Q&A with Sheena Jindal, principal, Comcast Ventures

Sheena Jindal is a principal at Comcast Ventures (CV), US-based mass media group Comcast’s corporate venture capital (CVC) arm, with a focus on real estate, financial services and consumer health.

1. First, just give us a quick overview of who you work for, what you do, and how long you have been doing it.

I am a principal at CV focusing on consumer investing, with a particular interest in proptech, healthcare, insuretech and fintech. I have deployed over $30m in eight new investments across seed through growth stage investments over my last 16 months with the firm and supported follow on financing efforts in Hippo, Acorns and Madison Reed.

2. What attracted you to CVC?

CV brings more than money to the table- we offer the flexibility and risk appetite of a traditional venture fund, combined with the ability to offer our portfolio companies advantages of a Fortune 500 organisation. Our abilities can help de-risk early-stage investments, minimise capital raising requirements, and help our companies grow and generate demand across the country in a matter of months, not years. We provide really tangible value-add through our exclusive services available for portfolio companies, particularly in our ability to provide TV advertising on a fixed cost-per-acquisition basis. This means we especially care about businesses that cater to the masses – those that are in every corner of the country and can be accessed by the Comcast/NBCU Footprint.

3. What have been your greatest successes at your unit?

Eight new investments: Undisclosed life insurance business ($3m seed, 2019), undisclosed parametric insurance business ($3m pre-seed, 2019, roughly $1m seed, 2020); e-commerce home goods business (undisclosed amount of pre-seed, 2019); Nurx (undisclosed amount of series C and series D, 2019 and 2020); Papa ($20m Series B, 2020); Sidecar Health (undisclosed amount of series B, 2020); undisclosed life insurance business for seniors  (undisclosed amount of seed, 2020); undisclosed proptech ($20m series A, 2020).

4    What have been your biggest challenges?

Within the VC community, establishing credibility, learning new sectors and overcoming the fear of putting yourself out there – with founders, other VCs and portfolio companies. There is a mental battle of always knowing there is an opportunity cost for your time – sourcing, deal execution, portfolio support – all of which are equally important, but if you feel you can find a balance and make some progress on each every week, you are ahead of the game.

5. What is your main professional ambition for the future?
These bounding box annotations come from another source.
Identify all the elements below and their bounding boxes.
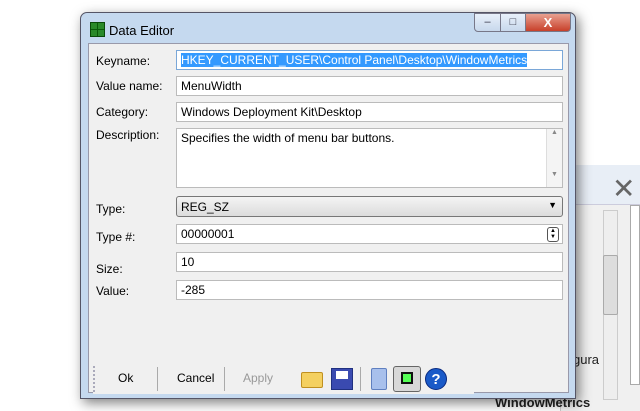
description-field[interactable]: Specifies the width of menu bar buttons.… — [176, 128, 563, 188]
category-label: Category: — [96, 105, 149, 119]
separator — [157, 367, 158, 391]
maximize-button[interactable]: □ — [500, 13, 526, 32]
category-field[interactable]: Windows Deployment Kit\Desktop — [176, 102, 563, 122]
type-number-label: Type #: — [96, 230, 136, 244]
size-field[interactable]: 10 — [176, 252, 563, 272]
data-editor-dialog: Data Editor – □ X Keyname: HKEY_CURRENT_… — [80, 12, 576, 399]
dialog-body: Keyname: HKEY_CURRENT_USER\Control Panel… — [88, 43, 569, 394]
save-icon[interactable] — [331, 368, 353, 390]
description-text: Specifies the width of menu bar buttons. — [181, 131, 395, 145]
app-icon — [90, 22, 105, 37]
open-folder-icon[interactable] — [301, 372, 323, 388]
background-scroll-thumb[interactable] — [603, 255, 618, 315]
minimize-button[interactable]: – — [474, 13, 501, 32]
description-label: Description: — [96, 128, 160, 142]
type-select[interactable]: REG_SZ ▼ — [176, 196, 563, 217]
close-button[interactable]: X — [525, 13, 571, 32]
value-name-label: Value name: — [96, 79, 163, 93]
background-list — [630, 205, 640, 385]
separator — [360, 367, 361, 391]
type-value: REG_SZ — [181, 200, 230, 214]
keyname-label: Keyname: — [96, 54, 151, 68]
keyname-value: HKEY_CURRENT_USER\Control Panel\Desktop\… — [181, 53, 528, 67]
background-text: gura — [573, 352, 600, 367]
window-title: Data Editor — [109, 23, 175, 38]
separator — [224, 367, 225, 391]
value-label: Value: — [96, 284, 130, 298]
cancel-button[interactable]: Cancel — [177, 371, 214, 385]
grid-view-toggle-icon[interactable] — [393, 366, 421, 392]
value-field[interactable]: -285 — [176, 280, 563, 300]
ok-button[interactable]: Ok — [118, 371, 133, 385]
calculator-icon[interactable] — [371, 368, 387, 390]
keyname-field[interactable]: HKEY_CURRENT_USER\Control Panel\Desktop\… — [176, 50, 563, 70]
toolbar: Ok Cancel Apply ? — [93, 364, 474, 394]
description-scrollbar[interactable]: ▲ ▼ — [546, 129, 562, 187]
chevron-down-icon: ▼ — [548, 200, 557, 210]
value-name-field[interactable]: MenuWidth — [176, 76, 563, 96]
size-label: Size: — [96, 262, 123, 276]
type-label: Type: — [96, 202, 126, 216]
type-number-spinner[interactable]: ▲ ▼ — [547, 227, 559, 242]
toolbar-grip[interactable] — [93, 366, 99, 392]
help-icon[interactable]: ? — [425, 368, 447, 390]
type-number-field[interactable]: 00000001 ▲ ▼ — [176, 224, 563, 244]
background-close-icon[interactable]: ✕ — [612, 172, 635, 205]
type-number-value: 00000001 — [181, 227, 235, 241]
apply-button[interactable]: Apply — [243, 371, 273, 385]
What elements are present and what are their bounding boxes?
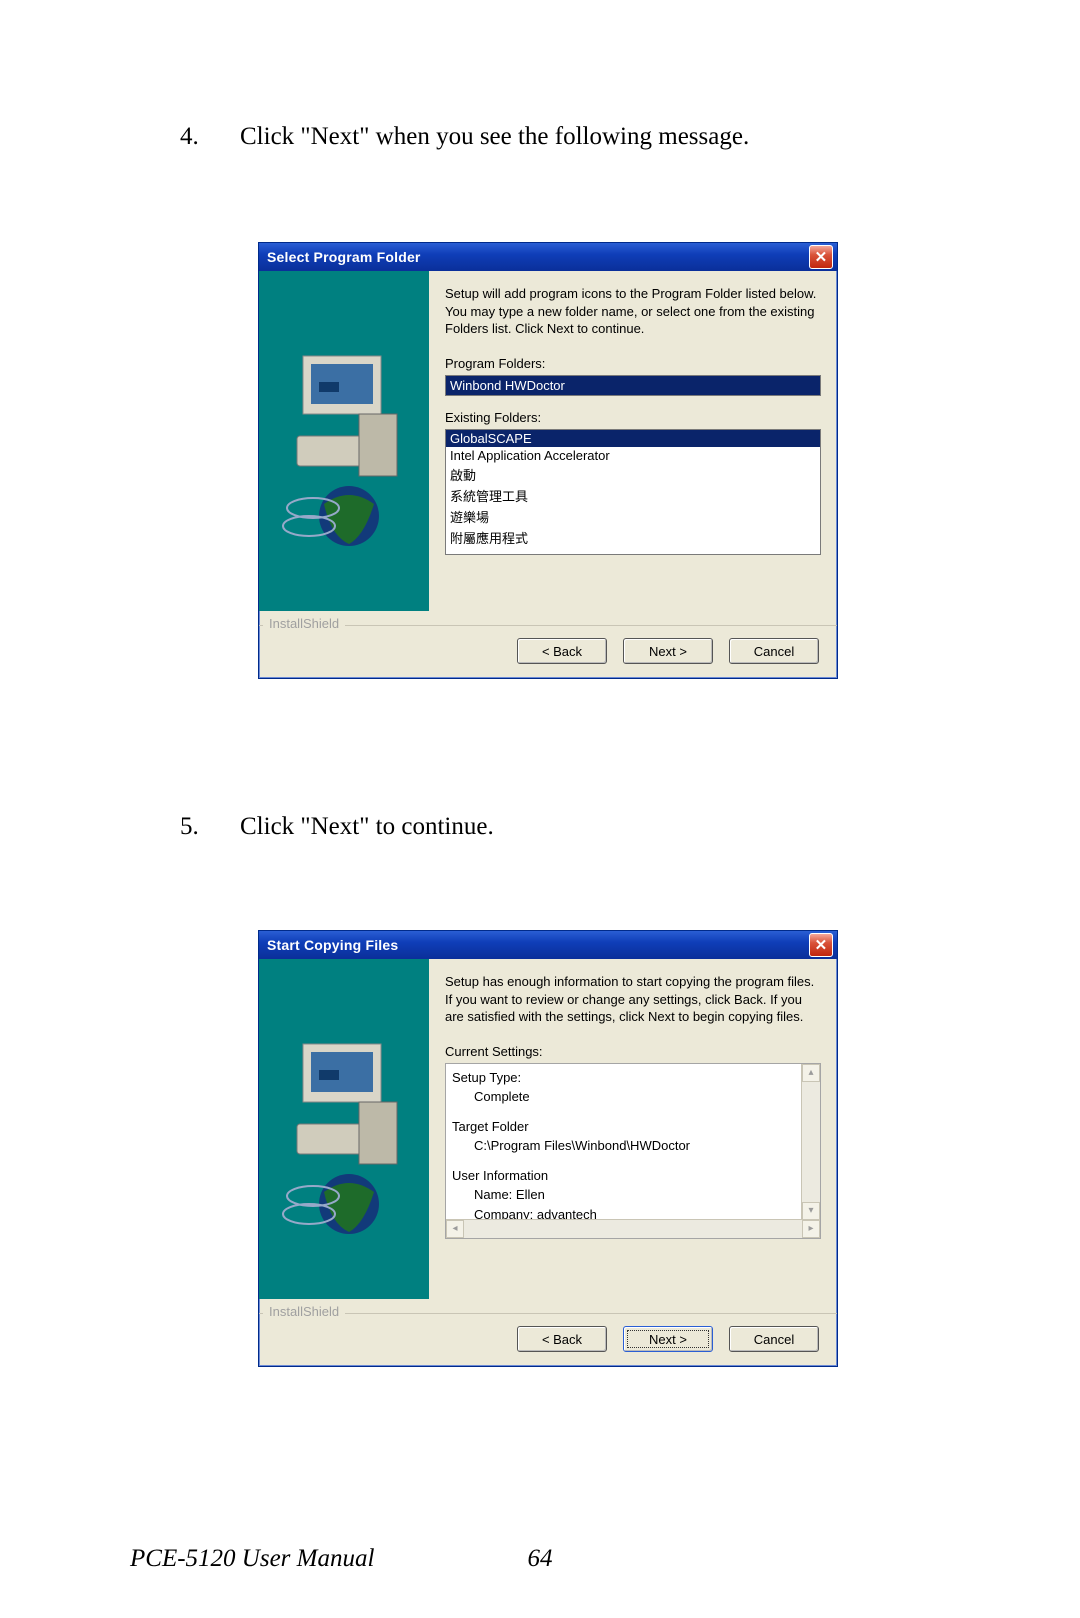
page-footer: PCE-5120 User Manual 64 bbox=[130, 1545, 950, 1573]
install-shield-separator: InstallShield bbox=[259, 625, 837, 626]
install-shield-legend: InstallShield bbox=[263, 1304, 345, 1319]
step-text: Click "Next" when you see the following … bbox=[240, 120, 880, 154]
scroll-up-icon[interactable]: ▴ bbox=[802, 1064, 820, 1082]
vertical-scrollbar[interactable]: ▴ ▾ bbox=[801, 1064, 820, 1220]
scroll-right-icon[interactable]: ▸ bbox=[802, 1220, 820, 1238]
wizard-graphic bbox=[259, 959, 429, 1299]
footer-manual-title: PCE-5120 User Manual bbox=[130, 1545, 374, 1573]
install-shield-separator: InstallShield bbox=[259, 1313, 837, 1314]
dialog-button-row: < Back Next > Cancel bbox=[259, 626, 837, 678]
horizontal-scrollbar[interactable]: ◂ ▸ bbox=[446, 1219, 820, 1238]
footer-page-number: 64 bbox=[528, 1545, 553, 1573]
select-program-folder-dialog: Select Program Folder ✕ Setup will add bbox=[258, 242, 838, 679]
existing-folders-label: Existing Folders: bbox=[445, 410, 821, 425]
dialog-description: Setup will add program icons to the Prog… bbox=[445, 285, 821, 338]
dialog-description: Setup has enough information to start co… bbox=[445, 973, 821, 1026]
computer-globe-icon bbox=[279, 1014, 409, 1244]
dialog-button-row: < Back Next > Cancel bbox=[259, 1314, 837, 1366]
close-icon[interactable]: ✕ bbox=[809, 933, 833, 957]
list-item[interactable]: 系統管理工具 bbox=[446, 485, 820, 506]
scroll-down-icon[interactable]: ▾ bbox=[802, 1202, 820, 1220]
program-folders-label: Program Folders: bbox=[445, 356, 821, 371]
next-button[interactable]: Next > bbox=[623, 1326, 713, 1352]
step-number: 5. bbox=[180, 810, 240, 844]
step-text: Click "Next" to continue. bbox=[240, 810, 880, 844]
titlebar[interactable]: Start Copying Files ✕ bbox=[259, 931, 837, 959]
dialog-title: Start Copying Files bbox=[267, 937, 809, 953]
start-copying-files-dialog: Start Copying Files ✕ Setup has enough bbox=[258, 930, 838, 1367]
setup-type-heading: Setup Type: bbox=[452, 1068, 814, 1088]
existing-folders-list[interactable]: GlobalSCAPE Intel Application Accelerato… bbox=[445, 429, 821, 555]
list-item[interactable]: Intel Application Accelerator bbox=[446, 447, 820, 464]
next-button[interactable]: Next > bbox=[623, 638, 713, 664]
instruction-step-5: 5. Click "Next" to continue. bbox=[180, 810, 880, 844]
list-item[interactable]: 啟動 bbox=[446, 464, 820, 485]
back-button[interactable]: < Back bbox=[517, 1326, 607, 1352]
current-settings-box: Setup Type: Complete Target Folder C:\Pr… bbox=[445, 1063, 821, 1239]
scroll-left-icon[interactable]: ◂ bbox=[446, 1220, 464, 1238]
cancel-button[interactable]: Cancel bbox=[729, 1326, 819, 1352]
program-folders-input[interactable] bbox=[445, 375, 821, 396]
instruction-step-4: 4. Click "Next" when you see the followi… bbox=[180, 120, 880, 154]
titlebar[interactable]: Select Program Folder ✕ bbox=[259, 243, 837, 271]
wizard-graphic bbox=[259, 271, 429, 611]
close-icon[interactable]: ✕ bbox=[809, 245, 833, 269]
user-info-heading: User Information bbox=[452, 1166, 814, 1186]
step-number: 4. bbox=[180, 120, 240, 154]
list-item[interactable]: 遊樂場 bbox=[446, 506, 820, 527]
list-item[interactable]: 附屬應用程式 bbox=[446, 527, 820, 548]
cancel-button[interactable]: Cancel bbox=[729, 638, 819, 664]
current-settings-label: Current Settings: bbox=[445, 1044, 821, 1059]
setup-type-value: Complete bbox=[452, 1087, 814, 1107]
target-folder-heading: Target Folder bbox=[452, 1117, 814, 1137]
user-name-value: Name: Ellen bbox=[452, 1185, 814, 1205]
install-shield-legend: InstallShield bbox=[263, 616, 345, 631]
back-button[interactable]: < Back bbox=[517, 638, 607, 664]
computer-globe-icon bbox=[279, 326, 409, 556]
target-folder-value: C:\Program Files\Winbond\HWDoctor bbox=[452, 1136, 814, 1156]
dialog-title: Select Program Folder bbox=[267, 249, 809, 265]
list-item[interactable]: GlobalSCAPE bbox=[446, 430, 820, 447]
VC has always been a dream job of mine – it is one of the only jobs I know of where you get to craft the future of how humans will work, live and communicate with each other in the next five to 10 years. The job lets you noodle on what the world’s problems are, and find the right founders and products that will help bridge those gaps.

6. What do you think all CVCs could do better to make it a stronger industry?

Better branding, better networking, cross-collaboration opportunities, emphasis on the benefits; for example, partnerships with the parent company.

7. And, finally, for colour, what did you do prior to CVC or in your spare time?

Before joining the team at CV, I led strategy and operations for apparel at an e-commerce and fulfillment platform, Symphony Commerce. Prior to Symphony, I was in the corporate strategy group at Hudson’s Bay Company/Saks Fifth Avenue, driving the future of omnichannel commerce. I began my career at the Boston Consulting Group advising clients in the financial services, retail and insurance sector. While in business school, I worked at Bessemer and spent my summer at Google focused on strategy for emerging products. I graduated from Massachusetts Institute of Technology with a bachelor of science in economics and an MBA from Tuck School of Business at Dartmouth.